Sebelum hadir bangsa-bangsa asing dari luar yang menginginkan kekayaan SDA Papua, keberadaan penduduk pribumi (asli) negeri ini telah ribuan tahun berdiam dengan menikmati sepuasnya hasil hutan, dusun sagu, hewan buruan dan hasil laut, termasuk menghirup udara kebebasan yang diberikan Tuhan pencipta langit dan bumi. Namun dengan hadinrya bangsa-bangsa asing penakluk (conqueror) dan penjajah (colonial) yang tergiur SDA Papua, maka sejak itulah dimulainya fase penindasan dan penderitaan berkepanjangan bagi Rakyat Bangsa Papua hingga hari ini. Sejak awal orang Papua dianggap sebagai manusia “primitif” dan terbelakang sehingga tidak layak menjadi bangsa merdeka (memiliki negara sendiri).

Dengan begitu, berbagai upaya konspirasi dilakukan dengan latar belakang kepentingan ekonomi, imperialisme dan kepentingan geo politik dunia untuk menguasai wilayah Papua. Seakan-akan negeri ini tidak bertuan sehingga layak menjadi rebutan bangsa-bangsa di dunia. Karena itu, sejak awal wilayah Papua tidak luput dari skenario politik global dan konspirasi yang saat itu melibatkan PBB, Amerika Serikat, Inggris, Belanda dan Indonesia. Dengan jalan itu, wilayah Papua lalu dianeksasi melalui invasi militer yang dinamakan Operasi Mandala 1962 dan berbagai operasi militer ikutan di awal 1960-an, hingga rekayasa pelaksanaan Penentuan Pendapat Rakyat (Pepera) 1969.

Sewaktu menjadi bagian dari Negara Kesatuan Republik Indonesia (NKRI), rakyat Papua tidak punya ruang sedikit pun untuk memperjuangkan hak-haknya di jaman orde baru. Keinginan itu seakan terkubur dalam-dalam oleh pendudukan (okupasi) Indonesia. Sebab sebelum dan sesudah pelaksanaan Pepera 1969, Pemerintah Indonesia dengan kaki tangan militernya gencar melakukan operasi-operasi tumpas terhadap orang Papua yang dinilai anti Indonesia. Hasil rekayasa Pepera 1969 yang menyatakan Papua bergabung dengan Indonesia telah menjadi semacam “surat ijin” untuk membantai, menangkap, memenjarakan, menyiksa, dan membungkam suara rakyat Papua.
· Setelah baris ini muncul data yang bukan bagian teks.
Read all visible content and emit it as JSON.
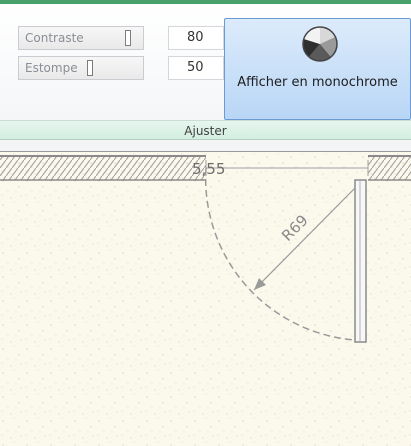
{
  "ribbon": {
    "contrast": {
      "label": "Contraste",
      "value": "80",
      "level": 0.8
    },
    "blur": {
      "label": "Estompe",
      "value": "50",
      "level": 0.5
    },
    "monochrome_button_label": "Afficher en monochrome",
    "group_label": "Ajuster"
  },
  "drawing": {
    "dimension_label": "5,55",
    "radius_label": "R69"
  },
  "colors": {
    "ribbon_top_border": "#4aa06a",
    "button_highlight": "#b9d6f6",
    "canvas_background": "#fbf8ec"
  }
}
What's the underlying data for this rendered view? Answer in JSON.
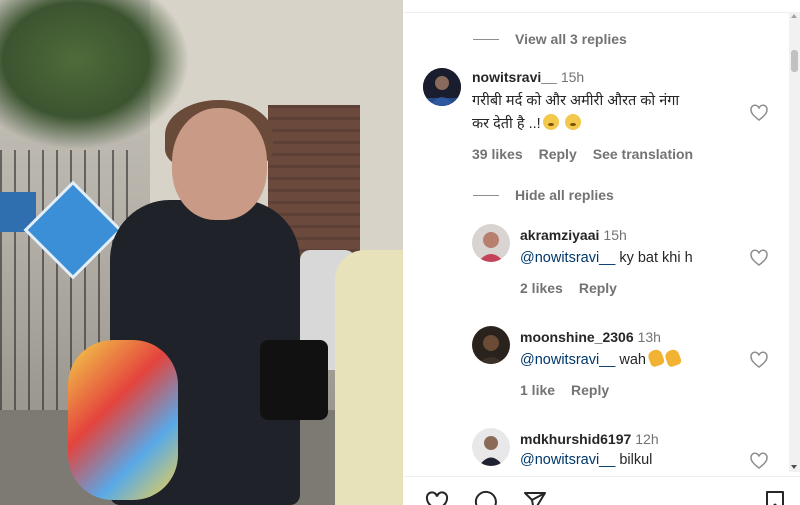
{
  "thread": {
    "view_replies_label": "View all 3 replies",
    "hide_replies_label": "Hide all replies"
  },
  "main_comment": {
    "username": "nowitsravi__",
    "time": "15h",
    "text_line1": "गरीबी मर्द को और अमीरी औरत को नंगा",
    "text_line2": "कर देती है ..!",
    "likes": "39 likes",
    "reply_label": "Reply",
    "translate_label": "See translation"
  },
  "replies": [
    {
      "username": "akramziyaai",
      "time": "15h",
      "mention": "@nowitsravi__",
      "text": "ky bat khi h",
      "likes": "2 likes",
      "reply_label": "Reply"
    },
    {
      "username": "moonshine_2306",
      "time": "13h",
      "mention": "@nowitsravi__",
      "text": "wah",
      "likes": "1 like",
      "reply_label": "Reply"
    },
    {
      "username": "mdkhurshid6197",
      "time": "12h",
      "mention": "@nowitsravi__",
      "text": "bilkul"
    }
  ],
  "colors": {
    "text_primary": "#262626",
    "text_secondary": "#737373",
    "mention": "#00376b"
  },
  "icons": {
    "like": "heart-icon",
    "comment": "comment-icon",
    "share": "share-icon",
    "save": "bookmark-icon"
  }
}
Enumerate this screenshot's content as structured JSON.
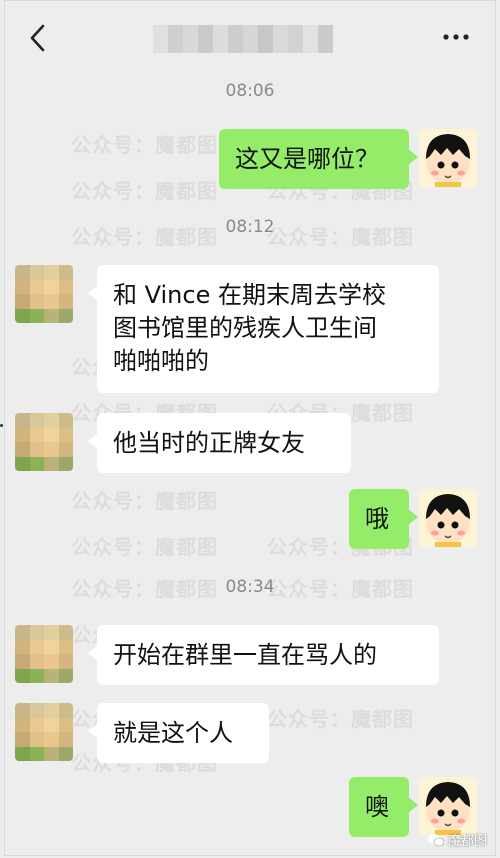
{
  "header": {
    "back_icon": "chevron-left-icon",
    "more_icon": "more-dots-icon"
  },
  "watermark_text": "公众号：魔都图",
  "messages": [
    {
      "type": "time",
      "text": "08:06"
    },
    {
      "type": "out",
      "text": "这又是哪位？"
    },
    {
      "type": "time",
      "text": "08:12"
    },
    {
      "type": "in",
      "lines": [
        "和 Vince 在期末周去学校",
        "图书馆里的残疾人卫生间",
        "啪啪啪的"
      ]
    },
    {
      "type": "in",
      "text": "他当时的正牌女友"
    },
    {
      "type": "out",
      "text": "哦"
    },
    {
      "type": "time",
      "text": "08:34"
    },
    {
      "type": "in",
      "text": "开始在群里一直在骂人的"
    },
    {
      "type": "in",
      "text": "就是这个人"
    },
    {
      "type": "out",
      "text": "噢"
    }
  ],
  "corner_mark": {
    "text": "魔都图",
    "icon": "wechat-logo-icon"
  },
  "colors": {
    "background": "#ededed",
    "outgoing_bubble": "#95ec69",
    "incoming_bubble": "#ffffff",
    "time_text": "#8a8a8a"
  }
}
Banyak orang Papua yang terlibat aktivitas OPM atau yang dicurigai mendukung gerakan ini telah menjadi korban pembantaian operasi militer Indonesia. Tidak sedikit yang ditembak mati di tempat, ditangkap, disiksa hingga mati dalam penjara atau diculik dan dibunuh. Ketika ada rakyat Papua yang hendak memperjuangkan hak-haknya, identitas kePapua-an, termasuk jika menentang eksploitasi besar-besaran atas SDA mereka oleh Pemerintah Indonesia bersama antek-antek kapitalis, maka dengan mudah Pemerintah RI mengaitkannya sebagai tindakan separatis, makar dan OPM. Akibatnya, rakyat Papua harus berhadapan langsung dengan moncong senjata, peluru, sangkur hingga dipenjarakan aparat kemanan Indonesia (TNI/Polri).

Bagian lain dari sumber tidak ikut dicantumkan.